Notons cependant que cette démarche demeure inscrite dans les limites d’une approche centrée sur l’individu. Si elle permet de réintroduire du sens et de la réflexivité dans l’expérience subjective, elle ne saurait se substituer à une réflexion collective sur les cadres sociaux qui génèrent la souffrance. Penser la clinique dans sa dimension psychopolitique suppose dès lors de créer des espaces où puissent être interrogés les choix collectifs, les valeurs et les structures institutionnelles qui façonnent nos pratiques. Or, ces dimensions demeurent au second plan dans la formation des psychologues, où la question des rapports sociaux et politiques est souvent traitée de façon accessoire (Jordan et Seponski, 2018 ; Winter et al., 2023). Ces travaux mettent en évidence la nécessité de faire une plus grande place dans la formation à une réflexion sur les valeurs, les politiques publiques et les inégalités qui façonnent la pratique clinique.

Intégrer la dimension émotionnelle du praticien

Enfin, cette éthique réflexive ne peut se limiter à un exercice cognitif : elle engage aussi la dimension émotionnelle du praticien. La posture professionnelle du psychologue n’exclut pas l’expérience émotionnelle du citoyen qu’il demeure. Les psychologues peuvent être profondément bouleversés, impuissants ou indignés par certaines réalités rencontrées dans leur pratique ou observées dans la société. L’idéal de neutralité affective conduit parfois à une régulation émotionnelle si stricte qu’elle produit une forme de dissonance interne : les affects sont alors tus ou refoulés, ce qui appauvrit la vitalité du lien clinique (Van der Merwe, 2019). Lorsqu’elles sont réprimées, les émotions perdent leur valeur de repère éthique, alors qu’elles peuvent aussi constituer des forces motrices essentielles à l’élan d’agir, à la créativité et à la responsabilité sociale du praticien. De plus, l’alliance thérapeutique repose sur une forme d’authenticité cruciale dans la relation de soins (D’Arcy-Dubois, 2018). Un psychologue qui s’éloigne systématiquement de ses propres émotions, notamment en contexte de crise sociale, s’expose à une perte graduelle de vitalité dans son engagement auprès du patient.

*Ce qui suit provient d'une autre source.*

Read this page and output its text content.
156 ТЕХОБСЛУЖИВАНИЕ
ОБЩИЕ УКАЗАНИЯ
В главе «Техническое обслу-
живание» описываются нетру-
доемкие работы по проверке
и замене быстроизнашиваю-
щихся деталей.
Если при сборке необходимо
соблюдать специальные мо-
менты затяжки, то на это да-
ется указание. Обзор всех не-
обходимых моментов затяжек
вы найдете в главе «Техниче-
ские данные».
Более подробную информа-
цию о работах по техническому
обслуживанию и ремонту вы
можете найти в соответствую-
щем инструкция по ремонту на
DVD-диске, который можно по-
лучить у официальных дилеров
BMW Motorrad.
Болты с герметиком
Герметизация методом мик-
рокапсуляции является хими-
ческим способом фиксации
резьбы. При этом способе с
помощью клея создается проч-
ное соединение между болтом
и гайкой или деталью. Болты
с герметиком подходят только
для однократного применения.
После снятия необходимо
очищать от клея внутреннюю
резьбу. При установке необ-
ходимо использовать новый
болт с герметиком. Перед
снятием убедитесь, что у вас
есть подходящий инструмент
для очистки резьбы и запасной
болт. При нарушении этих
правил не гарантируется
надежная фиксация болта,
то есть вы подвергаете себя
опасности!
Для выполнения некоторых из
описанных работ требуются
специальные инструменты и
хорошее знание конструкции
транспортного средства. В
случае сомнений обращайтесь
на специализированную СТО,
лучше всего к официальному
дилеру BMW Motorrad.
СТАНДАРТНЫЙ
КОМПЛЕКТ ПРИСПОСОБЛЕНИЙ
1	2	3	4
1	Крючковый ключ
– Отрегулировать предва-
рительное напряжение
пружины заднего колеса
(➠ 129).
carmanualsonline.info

Affirmer une responsabilité clinique et citoyenne dans la pratique psychologique

Reconnaître que la psychologie s’inscrit dans des dynamiques sociales et politiques ne la fragilise pas : cela en souligne la responsabilité éthique. Le psychologue ne peut prétendre à la neutralité absolue ; ses choix, ses interprétations et ses émotions sont traversés par les valeurs et les rapports de pouvoir de son époque. L’éthique réflexive invite ainsi à interroger les présupposés moraux qui orientent la pratique et à relier la souffrance individuelle aux contextes collectifs qui la façonnent. Dans un monde marqué par la précarité psychique (Furtos, 2001) et les crises contemporaines, le psychologue n’a pas à « réparer » le patient lorsque la souffrance prend racine dans un système pathogène ; son rôle consiste à en reconnaître les déterminants, à soutenir la compréhension du sens et à accompagner la recherche d’un possible pouvoir d’agir. Concevoir le psychologue comme clinicien et citoyen, c’est affirmer la nécessité d’une pratique à la fois lucide, responsable et consciente de ses implications sociales.